I'll admit, I ran into this by accident. But now that I know how and why it works, it makes perfect sense.
There are multiple places to enable the sharing of a network
- During the configuration of an Organization vDC when a new vShield Edge Gateway and Organization Routed External Network are created.
- Viewing the Properties of an Organization Network, including Organization External Direct, Organization Routed External, and Isolated
- During the configuration of a new Organization Network, including Organization External Direct, Organization Routed External, and Isolated
You will see a box that looks like this:
As we can see in this screen shot, we have shared 2 Org Networks from this Org vDC
OK, the network is shared to other Organization vDCs, but where is it? If you have multiple Provider vDCs, then the network will ONLY be visible if the Organization vDC is backed by the same Provider vDC. Here is a screenshot of another Organization vDC that is backed by the same Provider vDC. The two networks being shared are backed by the original Organization vDC.

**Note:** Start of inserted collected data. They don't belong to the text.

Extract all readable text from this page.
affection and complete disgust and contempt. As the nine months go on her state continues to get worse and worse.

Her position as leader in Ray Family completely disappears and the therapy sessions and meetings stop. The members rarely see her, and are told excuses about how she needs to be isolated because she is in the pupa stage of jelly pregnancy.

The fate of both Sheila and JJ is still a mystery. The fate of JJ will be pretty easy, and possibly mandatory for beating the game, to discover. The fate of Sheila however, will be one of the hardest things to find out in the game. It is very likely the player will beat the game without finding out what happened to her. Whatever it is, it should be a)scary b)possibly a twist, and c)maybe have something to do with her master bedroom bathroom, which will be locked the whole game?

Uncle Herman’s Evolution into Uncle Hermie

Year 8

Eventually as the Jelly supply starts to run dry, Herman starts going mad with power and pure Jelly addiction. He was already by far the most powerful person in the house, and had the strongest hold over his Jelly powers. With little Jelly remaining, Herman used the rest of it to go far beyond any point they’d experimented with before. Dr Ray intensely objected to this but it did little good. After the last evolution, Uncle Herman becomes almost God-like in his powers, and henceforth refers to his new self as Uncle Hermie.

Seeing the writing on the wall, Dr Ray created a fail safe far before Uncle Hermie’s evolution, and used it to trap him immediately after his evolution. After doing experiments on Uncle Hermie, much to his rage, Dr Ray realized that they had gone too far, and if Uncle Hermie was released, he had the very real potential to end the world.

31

If we look at another Organization vDC that is backed by a separate Provider vDC as well as separate vCenter instance, the network cannot be seen. (NOTE: i have not tested this with two clusters owned by the same vCenter. It may work because VXLAN only works between a single vCenter and vShield Manager instance. This demonstration is showing between 2 Provider vDCs being presented by 2 vCenters. If both clusters were owned by the same vCenter, it might work)
So what's the point of doing this? If an application lives within an Organization vDC that has a Reservation or Allocation Pool set as the Allocation Model it may or may not have enough room to run more VMs. Therefore, you could create a secondary Org vDC with Pay-as-you-Go and run more VMs on that network on a temporary basis. Do you have any more ideas on why to share networks? Feel free to share.